Prayer: Father, we praise you in your saints, who inspire us to imitate them. This is the best way we can “anticipate one another in showing honor” to them (Rom. 12:10). “In a world that demands of [us] a renewed witness of love and fidelity” to you, “may all of us feel the urgent need to anticipate one another in charity, service, and good works.” May the prayer of Mary Ever Virgin guide, strengthen, and comfort us.

See inside here.

There you have it. Actually, “papal prayer” is not beyond the reach of the Church’s younger members, either. The pope’s publisher, Libreria Editrice Vaticana, gave us the nod when we asked about paraphrasing the words of several recent popes and collecting them as prayers into a series of small prayer book size volumes for older kids. With an appealing layout, Praying With the Holy Father joins Adoring Jesus With the Holy Father, and Honoring Mary With the Holy Father in connecting young people with the pastor of their Church.
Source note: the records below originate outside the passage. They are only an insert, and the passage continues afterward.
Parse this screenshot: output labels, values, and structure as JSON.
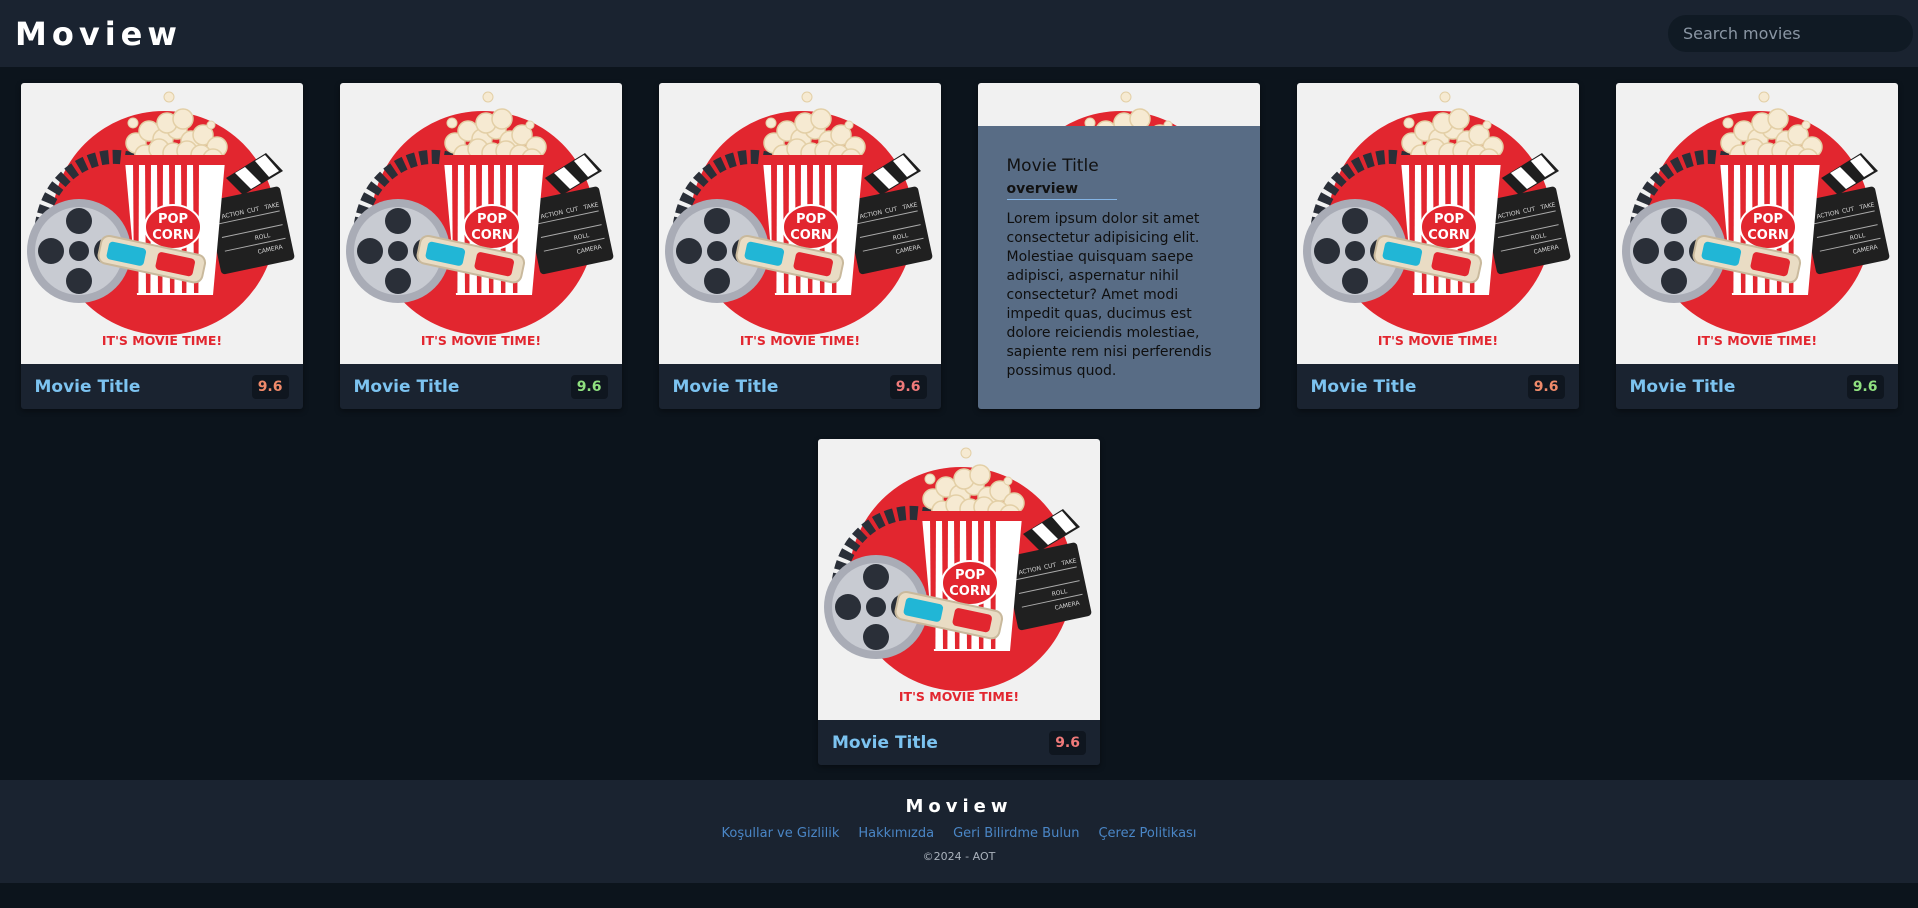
{
  "header": {
    "brand": "Moview",
    "search_placeholder": "Search movies"
  },
  "poster": {
    "text": "IT'S MOVIE TIME!",
    "popcorn_text_1": "POP",
    "popcorn_text_2": "CORN",
    "clapper_label_1": "ACTION",
    "clapper_label_2": "CUT",
    "clapper_label_3": "TAKE",
    "clapper_label_4": "ROLL",
    "clapper_label_5": "CAMERA"
  },
  "movies": [
    {
      "title": "Movie Title",
      "rating": "9.6",
      "rating_color": "#f08a6a"
    },
    {
      "title": "Movie Title",
      "rating": "9.6",
      "rating_color": "#8fe07f"
    },
    {
      "title": "Movie Title",
      "rating": "9.6",
      "rating_color": "#f07a7a"
    },
    {
      "title": "Movie Title",
      "overview_label": "overview",
      "overview": "Lorem ipsum dolor sit amet consectetur adipisicing elit. Molestiae quisquam saepe adipisci, aspernatur nihil consectetur? Amet modi impedit quas, ducimus est dolore reiciendis molestiae, sapiente rem nisi perferendis possimus quod."
    },
    {
      "title": "Movie Title",
      "rating": "9.6",
      "rating_color": "#f08a6a"
    },
    {
      "title": "Movie Title",
      "rating": "9.6",
      "rating_color": "#8fe07f"
    },
    {
      "title": "Movie Title",
      "rating": "9.6",
      "rating_color": "#f07a7a"
    }
  ],
  "footer": {
    "brand": "Moview",
    "links": [
      "Koşullar ve Gizlilik",
      "Hakkımızda",
      "Geri Bilirdme Bulun",
      "Çerez Politikası"
    ],
    "copyright": "©2024 - AOT"
  }
}
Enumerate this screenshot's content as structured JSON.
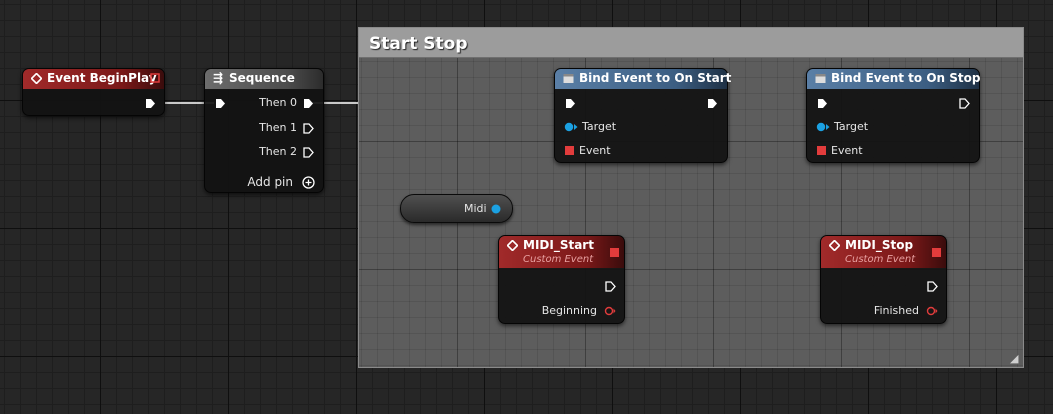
{
  "comment": {
    "title": "Start Stop"
  },
  "nodes": {
    "begin_play": {
      "title": "Event BeginPlay"
    },
    "sequence": {
      "title": "Sequence",
      "then0": "Then 0",
      "then1": "Then 1",
      "then2": "Then 2",
      "add_pin": "Add pin"
    },
    "bind_start": {
      "title": "Bind Event to On Start",
      "target": "Target",
      "event": "Event"
    },
    "bind_stop": {
      "title": "Bind Event to On Stop",
      "target": "Target",
      "event": "Event"
    },
    "midi_var": {
      "label": "Midi"
    },
    "midi_start": {
      "title": "MIDI_Start",
      "subtitle": "Custom Event",
      "output": "Beginning"
    },
    "midi_stop": {
      "title": "MIDI_Stop",
      "subtitle": "Custom Event",
      "output": "Finished"
    }
  },
  "colors": {
    "exec_wire": "#ffffff",
    "object_pin": "#1ba1e2",
    "delegate_pin": "#e23c3c",
    "event_header": "#a12a2a",
    "function_header": "#5a7fa6",
    "comment_header": "#9c9c9c"
  }
}
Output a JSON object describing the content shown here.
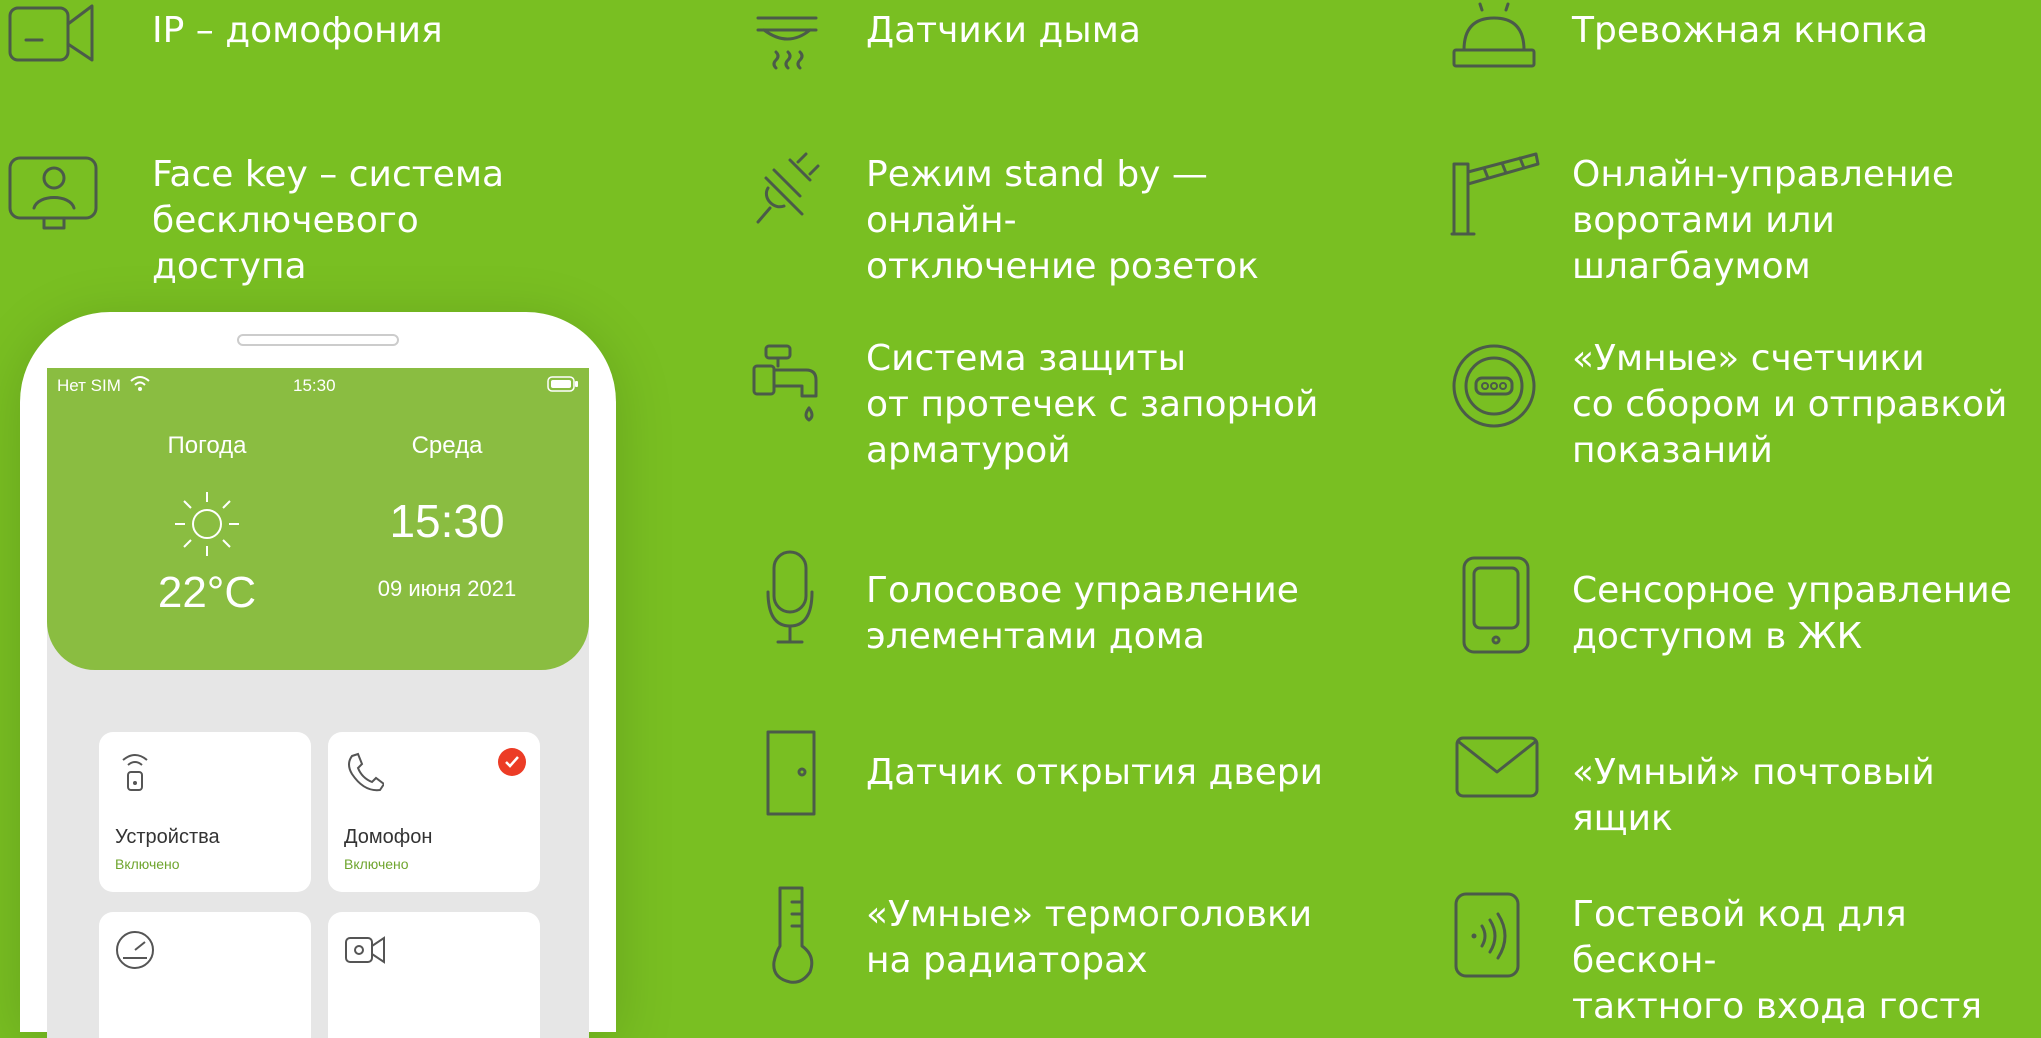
{
  "features": [
    {
      "id": "ip-intercom",
      "icon": "video-camera-icon",
      "label": "IP – домофония"
    },
    {
      "id": "face-key",
      "icon": "face-recognition-icon",
      "label": "Face key – система\nбесключевого доступа"
    },
    {
      "id": "smoke",
      "icon": "smoke-detector-icon",
      "label": "Датчики дыма"
    },
    {
      "id": "standby",
      "icon": "plug-icon",
      "label": "Режим stand by — онлайн-\nотключение розеток"
    },
    {
      "id": "leak",
      "icon": "water-tap-icon",
      "label": "Система защиты\nот протечек с запорной\nарматурой"
    },
    {
      "id": "voice",
      "icon": "microphone-icon",
      "label": "Голосовое управление\nэлементами дома"
    },
    {
      "id": "door",
      "icon": "door-icon",
      "label": "Датчик открытия двери"
    },
    {
      "id": "thermo",
      "icon": "thermometer-icon",
      "label": "«Умные» термоголовки\nна радиаторах"
    },
    {
      "id": "panic",
      "icon": "alarm-bell-icon",
      "label": "Тревожная кнопка"
    },
    {
      "id": "gate",
      "icon": "barrier-gate-icon",
      "label": "Онлайн-управление\nворотами или шлагбаумом"
    },
    {
      "id": "meters",
      "icon": "meter-icon",
      "label": "«Умные» счетчики\nсо сбором и отправкой\nпоказаний"
    },
    {
      "id": "touch",
      "icon": "smartphone-icon",
      "label": "Сенсорное управление\nдоступом в ЖК"
    },
    {
      "id": "mailbox",
      "icon": "envelope-icon",
      "label": "«Умный» почтовый ящик"
    },
    {
      "id": "guest",
      "icon": "contactless-icon",
      "label": "Гостевой код  для бескон-\nтактного  входа гостя"
    }
  ],
  "phone": {
    "status_carrier": "Нет SIM",
    "status_time": "15:30",
    "weather_label": "Погода",
    "weather_temp": "22°C",
    "day_label": "Среда",
    "clock": "15:30",
    "date": "09 июня 2021",
    "tiles": [
      {
        "title": "Устройства",
        "status": "Включено",
        "icon": "device-icon"
      },
      {
        "title": "Домофон",
        "status": "Включено",
        "icon": "phone-handset-icon"
      },
      {
        "title": "",
        "status": "",
        "icon": "gauge-icon"
      },
      {
        "title": "",
        "status": "",
        "icon": "camera-icon"
      }
    ]
  },
  "colors": {
    "background": "#79bf22",
    "header": "#8abd41",
    "icon_stroke": "#4b5b49",
    "badge": "#ec3c26"
  }
}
Sr. Giovanna Galaverna, one of the English-speaking Daughters who staffs our international Pauline Center in Rome, said that the books fly off the table. Last October she told me that Italian priests and bishops who stopped in were disappointed that they weren’t available in Italian. It did no good to tell them that they could use the books to practice their English! Maybe they, too, recognize that the time has come to limit “Vaticanese” only to heavy duty theology and make the life-giving words of the Church’s pastor accessible to more than the young.